Pharmaziestudium

PTA wird Apothekerin – ohne Abitur

, Uhr
Berlin -

Die PTA Denise Jenzen studiert seit April 2012 Pharmazie an der Universität Greifswald. Sie gehört zu einer seltenen Studentengruppe: Jenzen hat kein Abitur, sondern mit einem Realschulabschluss ihre Ausbildung begonnen. Ihr Arbeitsumfeld gefiel ihr, aber sie träumt davon, eine eigene Apotheke zu führen. Im Interview mit APOTHEKE ADHOC beschreibt sie ihren Weg zur Approbation.

ADHOC: Was hat Sie motiviert, Pharmazie zu studieren?
JENZEN: Nach der Ausbildung und einigen Jahren in der Apotheke habe ich mich gefragt: Und das soll es jetzt gewesen sein? Mir hat die Arbeit als PTA gefallen, aber die Verdienstmöglichkeiten als Apothekerin haben mich gereizt. Und ich will gerne eine eigene Apotheke führen. Darum wollte ich das Studium versuchen.
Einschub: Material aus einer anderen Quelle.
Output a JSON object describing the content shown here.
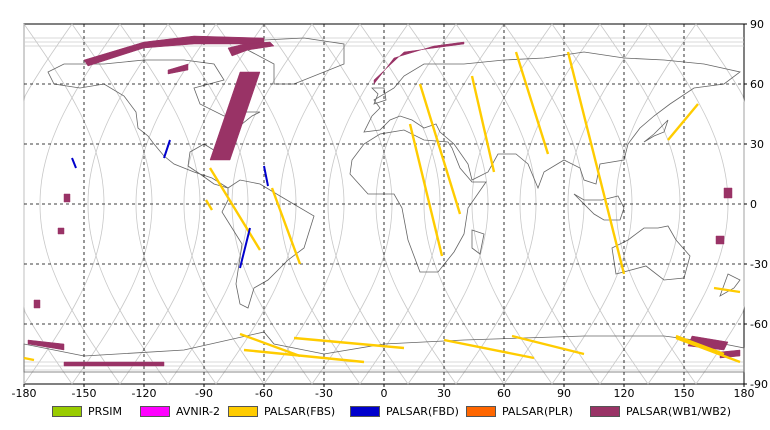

ADHOC: Wie sind Sie das Ganze angegangen?
JENZEN: Ich habe zunächst im Internet nach Informationen gesucht – und relativ wenige Tipps und keine Erfahrungsberichte gefunden. Es scheint nicht viele PTA zu geben, die diesen Weg gegangen sind. Erst als ich mit dem Studium schon begonnen hatte, lernte ich andere kennen, die ohne Abitur Pharmazie studieren. Aber ich habe eine Freundin – auch PTA mit Realschulabschluss – die mir damals erzählte, dass sie sich auf einen Studienplatz bewerben wollte. Da habe ich mich ihr angeschlossen.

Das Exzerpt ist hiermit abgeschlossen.